Homilie voor de 32ste zondag door het jaar B 10 november 2024
Homilie voor de 32ste zondag door het jaar B 10 november 2024
zij offerde van haar armoe al wat ze bezat, alles waar ze van leven moest…
Wat die arme weduwe doet lijkt ons wellicht onaanvaardbaar dom.
Zo vinden we waarschijnlijk ook de vraag van de profeet Elia aan de weduwe van Sarefat om met het allerlaatste beetje meel, olie en hout eerst voor hem een broodje te maken onaanvaardbaar respectloos egoïstisch.
Haar vroomheid is voor ons geen reden
om voor de gedragswijze van de arme weduwe in de tempel begrip te hebben
en er is voor ons ook geen reden om aan de vraag van de profeet tegemoet te komen. Wij zouden het beslist niet doen!

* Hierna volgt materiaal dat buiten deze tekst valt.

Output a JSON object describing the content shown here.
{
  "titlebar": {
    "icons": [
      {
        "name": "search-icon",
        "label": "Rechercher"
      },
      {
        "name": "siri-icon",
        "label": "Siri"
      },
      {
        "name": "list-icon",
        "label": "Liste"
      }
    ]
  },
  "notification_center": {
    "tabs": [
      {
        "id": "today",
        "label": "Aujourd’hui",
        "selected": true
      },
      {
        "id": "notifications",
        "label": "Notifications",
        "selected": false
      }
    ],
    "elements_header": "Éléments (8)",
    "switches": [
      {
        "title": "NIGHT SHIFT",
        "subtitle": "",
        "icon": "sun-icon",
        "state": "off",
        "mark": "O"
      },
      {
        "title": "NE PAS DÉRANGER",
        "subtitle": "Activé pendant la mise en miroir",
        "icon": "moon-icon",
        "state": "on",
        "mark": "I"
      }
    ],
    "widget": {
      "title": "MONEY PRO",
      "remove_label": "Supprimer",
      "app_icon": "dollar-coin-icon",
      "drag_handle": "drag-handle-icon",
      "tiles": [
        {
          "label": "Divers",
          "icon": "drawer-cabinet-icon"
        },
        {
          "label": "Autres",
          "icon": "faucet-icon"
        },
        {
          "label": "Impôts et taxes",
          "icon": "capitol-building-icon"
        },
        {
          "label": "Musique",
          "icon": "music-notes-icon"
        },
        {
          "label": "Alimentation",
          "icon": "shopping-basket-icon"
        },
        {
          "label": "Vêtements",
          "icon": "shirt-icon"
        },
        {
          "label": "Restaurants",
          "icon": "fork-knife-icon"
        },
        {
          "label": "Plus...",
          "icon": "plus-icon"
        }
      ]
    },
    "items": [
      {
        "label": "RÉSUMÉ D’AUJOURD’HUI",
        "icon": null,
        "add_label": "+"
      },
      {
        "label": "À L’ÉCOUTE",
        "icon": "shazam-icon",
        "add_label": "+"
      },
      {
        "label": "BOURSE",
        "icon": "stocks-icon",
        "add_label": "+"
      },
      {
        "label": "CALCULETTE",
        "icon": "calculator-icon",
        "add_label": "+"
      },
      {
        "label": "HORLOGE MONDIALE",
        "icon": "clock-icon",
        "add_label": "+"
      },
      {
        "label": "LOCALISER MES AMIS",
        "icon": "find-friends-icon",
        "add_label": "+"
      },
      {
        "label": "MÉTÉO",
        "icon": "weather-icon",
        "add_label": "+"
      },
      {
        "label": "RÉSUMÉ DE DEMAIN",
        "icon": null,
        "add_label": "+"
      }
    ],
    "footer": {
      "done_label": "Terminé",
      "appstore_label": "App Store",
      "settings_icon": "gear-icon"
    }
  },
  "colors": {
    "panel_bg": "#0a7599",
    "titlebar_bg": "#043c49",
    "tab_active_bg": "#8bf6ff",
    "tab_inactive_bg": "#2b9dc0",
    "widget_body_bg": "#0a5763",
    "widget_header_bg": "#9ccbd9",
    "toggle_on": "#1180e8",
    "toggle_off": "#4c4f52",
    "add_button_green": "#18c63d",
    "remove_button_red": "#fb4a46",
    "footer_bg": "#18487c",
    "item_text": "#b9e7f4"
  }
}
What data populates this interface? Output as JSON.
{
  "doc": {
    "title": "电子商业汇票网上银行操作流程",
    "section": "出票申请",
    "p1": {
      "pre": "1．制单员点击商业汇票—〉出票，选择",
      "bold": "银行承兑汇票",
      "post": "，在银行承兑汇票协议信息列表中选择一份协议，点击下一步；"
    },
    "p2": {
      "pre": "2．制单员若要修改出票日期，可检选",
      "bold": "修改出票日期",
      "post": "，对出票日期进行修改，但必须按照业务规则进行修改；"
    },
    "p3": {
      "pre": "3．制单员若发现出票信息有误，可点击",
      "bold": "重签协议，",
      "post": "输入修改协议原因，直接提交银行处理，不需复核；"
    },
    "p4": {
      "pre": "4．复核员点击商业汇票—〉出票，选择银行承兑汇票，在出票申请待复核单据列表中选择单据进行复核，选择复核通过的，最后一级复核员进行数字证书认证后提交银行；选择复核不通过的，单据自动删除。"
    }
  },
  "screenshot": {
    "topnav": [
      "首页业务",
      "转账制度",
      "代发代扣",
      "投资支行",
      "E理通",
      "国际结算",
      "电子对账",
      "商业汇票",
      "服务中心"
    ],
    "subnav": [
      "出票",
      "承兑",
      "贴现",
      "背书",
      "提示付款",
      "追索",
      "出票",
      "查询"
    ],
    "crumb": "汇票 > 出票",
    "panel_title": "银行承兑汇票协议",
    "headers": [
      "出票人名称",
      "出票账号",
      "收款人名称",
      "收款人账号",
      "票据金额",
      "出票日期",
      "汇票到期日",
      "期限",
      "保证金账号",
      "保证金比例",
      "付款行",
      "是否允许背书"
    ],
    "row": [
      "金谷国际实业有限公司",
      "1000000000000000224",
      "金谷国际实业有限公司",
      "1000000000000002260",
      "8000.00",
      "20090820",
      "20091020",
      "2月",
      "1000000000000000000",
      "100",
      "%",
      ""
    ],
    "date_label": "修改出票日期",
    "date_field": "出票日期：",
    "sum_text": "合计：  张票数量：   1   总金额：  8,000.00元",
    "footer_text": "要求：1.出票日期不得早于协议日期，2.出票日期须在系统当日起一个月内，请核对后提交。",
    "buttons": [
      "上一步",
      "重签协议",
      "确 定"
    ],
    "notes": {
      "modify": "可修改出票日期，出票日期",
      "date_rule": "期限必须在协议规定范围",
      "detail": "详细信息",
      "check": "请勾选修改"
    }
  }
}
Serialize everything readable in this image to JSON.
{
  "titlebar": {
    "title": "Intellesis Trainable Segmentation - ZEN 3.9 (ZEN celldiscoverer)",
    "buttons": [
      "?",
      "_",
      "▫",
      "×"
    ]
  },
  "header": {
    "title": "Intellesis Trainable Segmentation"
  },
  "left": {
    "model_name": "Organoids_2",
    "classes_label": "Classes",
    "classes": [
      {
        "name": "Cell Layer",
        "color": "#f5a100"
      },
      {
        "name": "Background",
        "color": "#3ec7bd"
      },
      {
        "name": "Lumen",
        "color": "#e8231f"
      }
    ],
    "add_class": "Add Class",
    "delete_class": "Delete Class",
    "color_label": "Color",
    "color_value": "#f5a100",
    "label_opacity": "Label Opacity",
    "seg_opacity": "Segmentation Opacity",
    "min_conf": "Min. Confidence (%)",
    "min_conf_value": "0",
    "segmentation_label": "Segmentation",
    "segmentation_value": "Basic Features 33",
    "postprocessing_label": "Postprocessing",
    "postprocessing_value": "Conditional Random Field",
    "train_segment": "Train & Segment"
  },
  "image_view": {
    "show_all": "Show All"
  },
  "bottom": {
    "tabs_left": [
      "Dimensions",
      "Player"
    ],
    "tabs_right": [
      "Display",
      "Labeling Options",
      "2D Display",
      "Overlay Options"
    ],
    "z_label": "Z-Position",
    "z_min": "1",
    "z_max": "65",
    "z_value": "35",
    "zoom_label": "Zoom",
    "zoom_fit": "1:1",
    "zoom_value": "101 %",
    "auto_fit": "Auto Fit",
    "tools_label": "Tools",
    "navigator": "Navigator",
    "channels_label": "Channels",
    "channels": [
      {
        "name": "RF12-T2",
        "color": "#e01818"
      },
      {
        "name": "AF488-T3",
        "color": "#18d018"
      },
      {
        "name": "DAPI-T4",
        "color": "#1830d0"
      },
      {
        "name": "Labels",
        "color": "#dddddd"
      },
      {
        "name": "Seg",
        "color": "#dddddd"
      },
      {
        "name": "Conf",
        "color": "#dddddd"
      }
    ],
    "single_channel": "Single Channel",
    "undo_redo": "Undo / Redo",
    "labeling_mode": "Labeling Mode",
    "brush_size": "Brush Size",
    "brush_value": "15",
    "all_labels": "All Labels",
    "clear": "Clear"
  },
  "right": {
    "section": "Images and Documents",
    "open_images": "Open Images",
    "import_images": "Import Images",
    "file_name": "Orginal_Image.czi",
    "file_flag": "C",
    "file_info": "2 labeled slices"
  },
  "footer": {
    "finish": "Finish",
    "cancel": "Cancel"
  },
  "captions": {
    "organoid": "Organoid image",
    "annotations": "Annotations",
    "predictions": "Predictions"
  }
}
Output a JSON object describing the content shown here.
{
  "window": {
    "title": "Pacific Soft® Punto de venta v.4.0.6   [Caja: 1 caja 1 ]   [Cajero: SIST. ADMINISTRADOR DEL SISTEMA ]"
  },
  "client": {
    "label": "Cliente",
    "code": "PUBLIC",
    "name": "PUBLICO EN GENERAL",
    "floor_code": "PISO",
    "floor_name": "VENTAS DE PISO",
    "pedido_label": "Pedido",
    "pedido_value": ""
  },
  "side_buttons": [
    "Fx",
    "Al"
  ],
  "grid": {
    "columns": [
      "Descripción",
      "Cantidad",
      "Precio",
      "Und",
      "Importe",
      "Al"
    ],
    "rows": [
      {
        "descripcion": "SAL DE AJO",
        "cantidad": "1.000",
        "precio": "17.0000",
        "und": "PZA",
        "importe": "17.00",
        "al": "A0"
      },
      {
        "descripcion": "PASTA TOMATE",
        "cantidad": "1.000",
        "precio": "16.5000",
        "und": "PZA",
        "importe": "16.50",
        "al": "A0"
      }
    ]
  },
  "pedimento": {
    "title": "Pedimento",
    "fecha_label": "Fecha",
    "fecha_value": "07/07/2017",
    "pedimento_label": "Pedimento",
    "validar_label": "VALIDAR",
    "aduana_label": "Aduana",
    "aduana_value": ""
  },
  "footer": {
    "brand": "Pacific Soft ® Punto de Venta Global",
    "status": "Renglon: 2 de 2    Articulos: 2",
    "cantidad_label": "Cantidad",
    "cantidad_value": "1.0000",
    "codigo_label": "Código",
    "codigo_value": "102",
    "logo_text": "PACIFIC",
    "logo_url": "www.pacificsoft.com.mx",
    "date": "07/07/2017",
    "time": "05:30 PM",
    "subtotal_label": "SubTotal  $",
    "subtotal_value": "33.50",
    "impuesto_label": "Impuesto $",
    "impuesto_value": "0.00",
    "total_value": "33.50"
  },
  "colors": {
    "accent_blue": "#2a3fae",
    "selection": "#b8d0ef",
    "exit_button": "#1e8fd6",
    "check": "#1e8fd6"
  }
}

Maar die arme weduwen, zij doen het wel.
Men kan hierbij stellen dat ze alles kunnen geven omdat ze niets meer te verliezen hebben.
Maar dat vind ik een lullige ophemeling van hun armoede en offergezindheid. Omgekeerd is natuurlijk wel waar, dat wie veel te verliezen heeft,
gewoonlijk zijn bezit afschermt en verdedigt, weinig geneigd is om veel te geven
en daarbij ook zichzelf afschermt en afscheidt van anderen Archeologie heeft aangetoond dat aparte gezinswoningen
en gesloten en vergrendelde deuren hun intrede deden in het bronstijdperk, toen er voor het eerst echt sprake was van individuele rijkdom.
Rijkdom scheidt mensen af van elkaar
hetgeen niet betekent dat armoede altijd verbindend werkt.
Er is een verschil tussen de weduwe van Sarefat en de weduwe in de tempel.
De eerste geeft haar laatste voedselvoorraad op uitdrukkelijke vraag van de profeet die haar wel een wonder in het vooruitzicht stelt:
Want zo zegt de Heer, de God van Israel:
De pot met meel raakt niet leeg en de kruik met olie niet uitgeput, totdat de Heer het weer laat regenen.
Aan de weduwe in de tempel vraagt niemand wat.
Ze offert geheel vrijwillig, maar hoopt misschien wel op een wonder.
Dat weten we niet, zoals we ook niet weten
of Jezus naar haar is toegegaan om haar te troosten en te helpen. Al wat we kunnen lezen is: “Hij zat erbij en keer ernaar…”
De vraag die we ons hier mogen (moeten) stellen is echter:
wat doet dat verhaal in het evangelie van Marcus?
Het brengt de boodschap over die Jezus aan zijn leerlingen gaf. Jezus, die voor het laatst met zijn leerlingen in de tempel is,
in de plaats waar aan God geofferd wordt, maakt duidelijk wat een echt offer inhoudt: het is op een gegeven moment alles geven,
al je liefde, al je energie, al je aandacht, al je tijd.
We hoorden onlangs in de liturgie het zgn. hoofdgebod van de joods-christelijke religiositeit:
Dt 6, 5 Gij moet de Heer uw God beminnen
met heel uw hart, met heel uw ziel en met al uw krachten.
De liefde voor God vraagt alles zoals liefde altijd alles vraagt.
God vraagt een alles gevende liefde, niet omdat Hij die liefde voor Zichzelf nodig heeft, maar opdat wij door die alles gevende liefde zouden leven,
echt leven en volkomen vrede en vreugde zouden kennen.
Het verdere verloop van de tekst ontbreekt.